Reputation: 3184
I have 3 tables with books, authors and genres
I want to get output result as: book, author and genres, but when I do this query, I have duplicate fields, if books have 5 genres in example first row of query result) author row duplicates 5 too or reverse.
Example on SQL Fiddle here:
http://sqlfiddle.com/#!2/a15d8/1
I need to in first row:
book | one author | five genres ... etc.
Upvotes: 0
Views: 58
Reputation: 951
To get what you want, add DISTINCT to line 4, and you won't have any duplicates. However, you may still return more than one author (unique), but that's what your query should return the way it is.
like:
group_concat(DISTINCT concat_ws (' ',`a`.`last_name`,`a`.`first_name`,`a`.`middle_name`)) as author,
Upvotes: 1
Reputation: 1319
You should reconsider your schema. Just some thoughts to share: (I know this does not answer your question but trust me: using a good schema from the beginning can save you a lot of work later)

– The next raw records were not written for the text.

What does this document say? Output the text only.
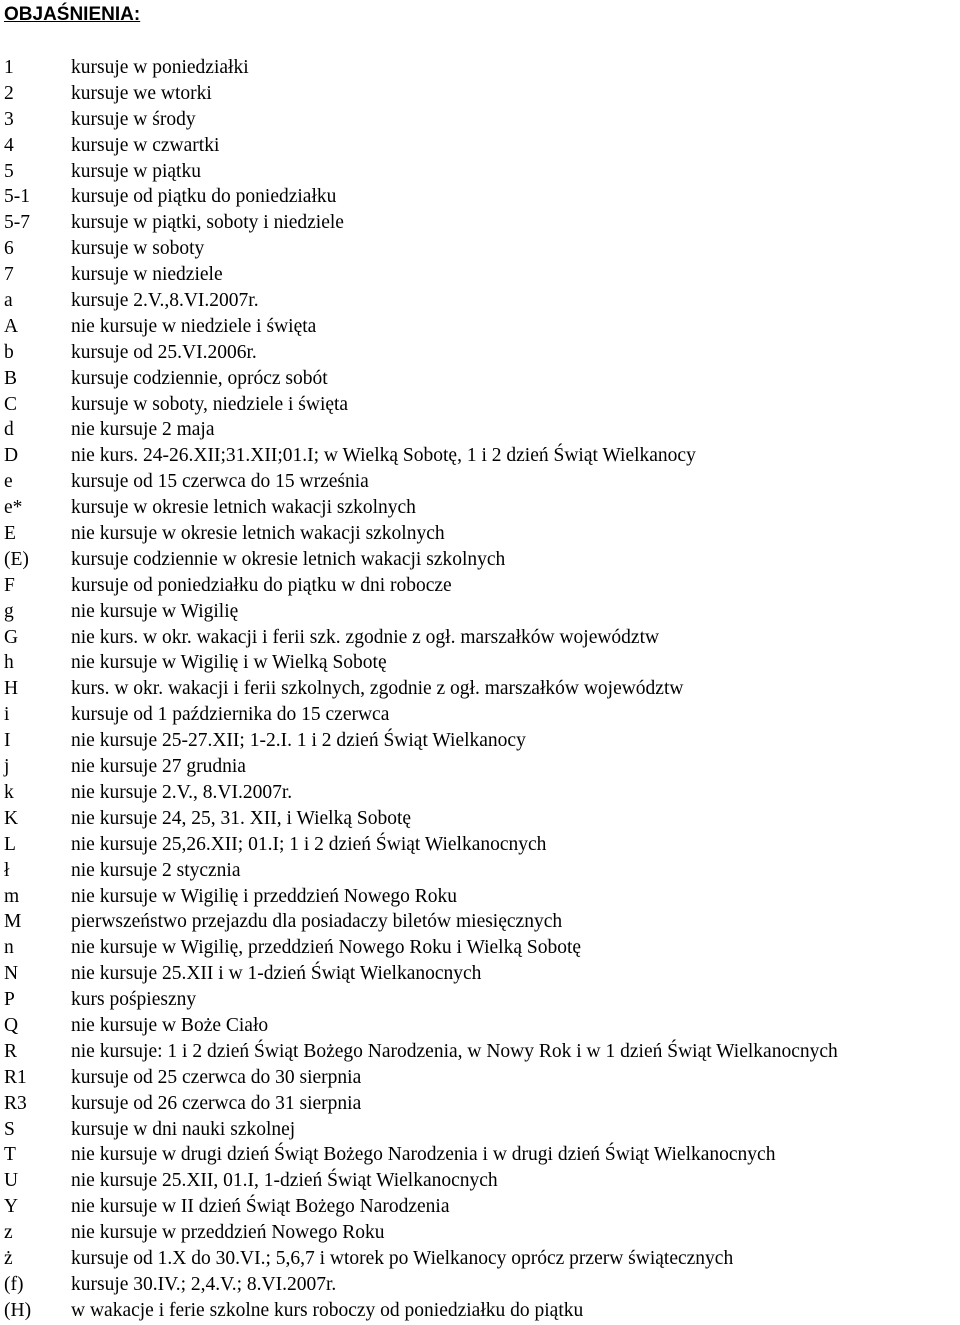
OBJAŚNIENIA:
1	kursuje w poniedziałki
2	kursuje we wtorki
3	kursuje w środy
4	kursuje w czwartki
5	kursuje w piątku
5-1	kursuje od piątku do poniedziałku
5-7	kursuje w piątki, soboty i niedziele
6	kursuje w soboty
7	kursuje w niedziele
a	kursuje 2.V.,8.VI.2007r.
A	nie kursuje w niedziele i święta
b	kursuje od 25.VI.2006r.
B	kursuje codziennie, oprócz sobót
C	kursuje w soboty, niedziele i święta
d	nie kursuje 2 maja
D	nie kurs. 24-26.XII;31.XII;01.I; w Wielką Sobotę, 1 i 2 dzień Świąt Wielkanocy
e	kursuje od 15 czerwca do 15 września
e*	kursuje w okresie letnich wakacji szkolnych
E	nie kursuje w okresie letnich wakacji szkolnych
(E)	kursuje codziennie w okresie letnich wakacji szkolnych
F	kursuje od poniedziałku do piątku w dni robocze
g	nie kursuje w Wigilię
G	nie kurs. w okr. wakacji i ferii szk. zgodnie z ogł. marszałków województw
h	nie kursuje w Wigilię i w Wielką Sobotę
H	kurs. w okr. wakacji i ferii szkolnych, zgodnie z ogł. marszałków województw
i	kursuje od 1 października do 15 czerwca
I	nie kursuje 25-27.XII; 1-2.I. 1 i 2 dzień Świąt Wielkanocy
j	nie kursuje 27 grudnia
k	nie kursuje 2.V., 8.VI.2007r.
K	nie kursuje 24, 25, 31. XII, i Wielką Sobotę
L	nie kursuje 25,26.XII; 01.I; 1 i 2 dzień Świąt Wielkanocnych
ł	nie kursuje 2 stycznia
m	nie kursuje w Wigilię i przeddzień Nowego Roku
M	pierwszeństwo przejazdu dla posiadaczy biletów miesięcznych
n	nie kursuje w Wigilię, przeddzień Nowego Roku i Wielką Sobotę
N	nie kursuje 25.XII i w 1-dzień Świąt Wielkanocnych
P	kurs pośpieszny
Q	nie kursuje w Boże Ciało
R	nie kursuje: 1 i 2 dzień Świąt Bożego Narodzenia, w Nowy Rok i w 1 dzień Świąt Wielkanocnych
R1	kursuje od 25 czerwca do 30 sierpnia
R3	kursuje od 26 czerwca do 31 sierpnia
S	kursuje w dni nauki szkolnej
T	nie kursuje w drugi dzień Świąt Bożego Narodzenia i w drugi dzień Świąt Wielkanocnych
U	nie kursuje 25.XII, 01.I, 1-dzień Świąt Wielkanocnych
Y	nie kursuje w II dzień Świąt Bożego Narodzenia
z	nie kursuje w przeddzień Nowego Roku
ż	kursuje od 1.X do 30.VI.; 5,6,7 i wtorek po Wielkanocy oprócz przerw świątecznych
(f)	kursuje 30.IV.; 2,4.V.; 8.VI.2007r.
(H)	w wakacje i ferie szkolne kurs roboczy od poniedziałku do piątku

In your books table use the author.id
as foreign key. Otherwise you will have trouble as soon as you get duplicate names (which is possible). Joining those tables will also become ways easier.
You will most likely have a certain set of genres and will assign them to your books. This is a n:m-relationship. Meaning one book can have multiple genres and one genre can be assigned to multiple books. You will need a relationship table to do this. The Relationship table will then contain the ID of a book and the ID of a genre and link them.